Cartas de Um Viajante - XIII

Estou de frente para o mar, aqui se parte a minha ultima mensagem.

Adeus, minha amada, adeus! Eu me vou agora, não tenha dó de mim,

não derrame sequer uma lágrima, pois todas o mar já derramou em suas bravas ondas sonoras.

É tão tranquilo... Tão puro... Aqui será meu leito, então minha amada, adeus!

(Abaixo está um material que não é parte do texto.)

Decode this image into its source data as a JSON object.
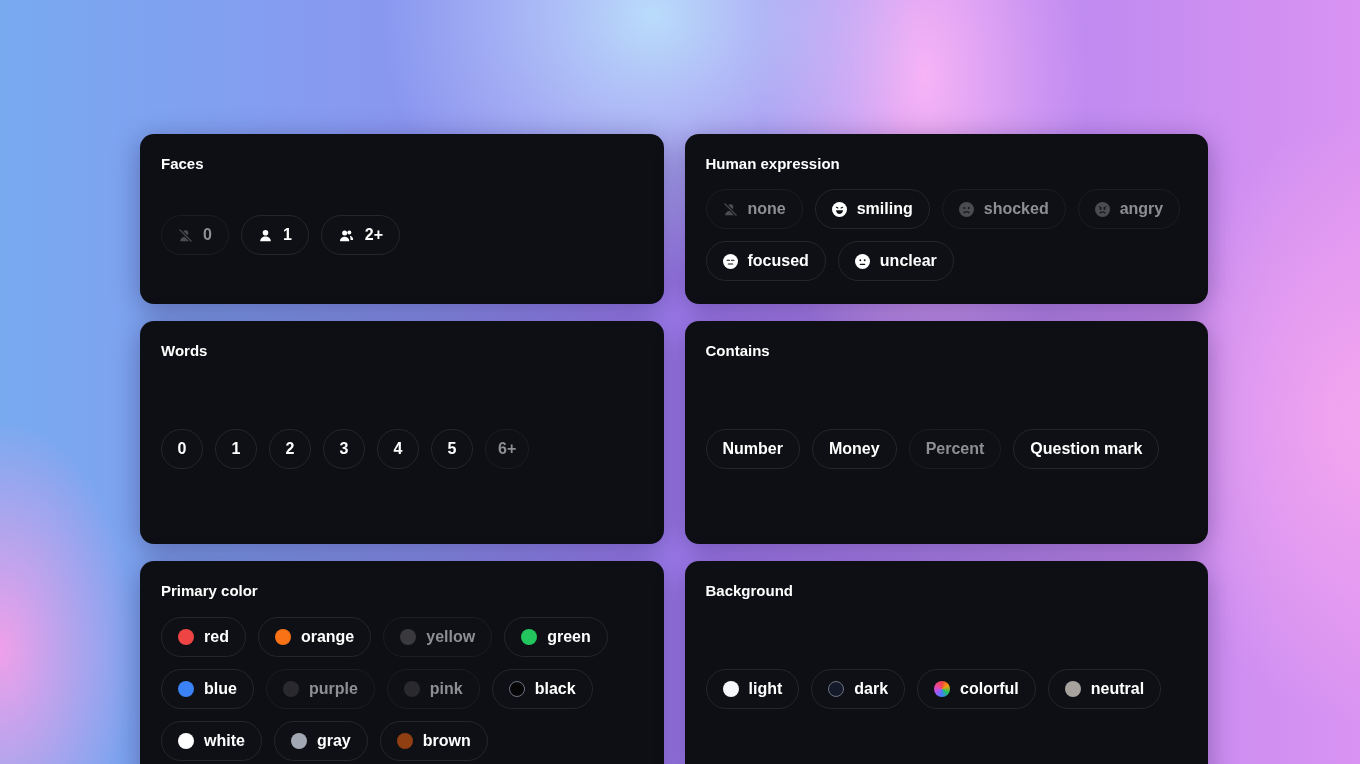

Saiba, eu nunca fui um bom amante pra ti, deveras admito isso, entretanto embora todas as situações quais passamos e quais fiz você passar às escondidas, eu te amei, e te amo a cada segundo deste meu breve fim, como um por do sol nas terras do leste, sempre tão cedo... Não consegui completar uma só tarefa em minha vida, tudo que fiz, fiz inacabado, ansiei tantos fins e tantos outros vieram, completamente diferente de meus anseios, esse sentimento de perda, de dor...

Aquele sentimento que abate quando sabe que o culpado de toda sua desgraça é apenas você, entretanto desta vida eu não podia ter tirado tal ventura, tal tranquilidade quanto aquela dama de verde, aquela dama das rosas brancas que me tirou todos os sofrimentos que por mim já era guardado, e talvez por ela eu parta mais rápido pois a ausência dela me destrói tão quanto essa saudade do vazio, esse tédio solitário que sempre me abateu o seio.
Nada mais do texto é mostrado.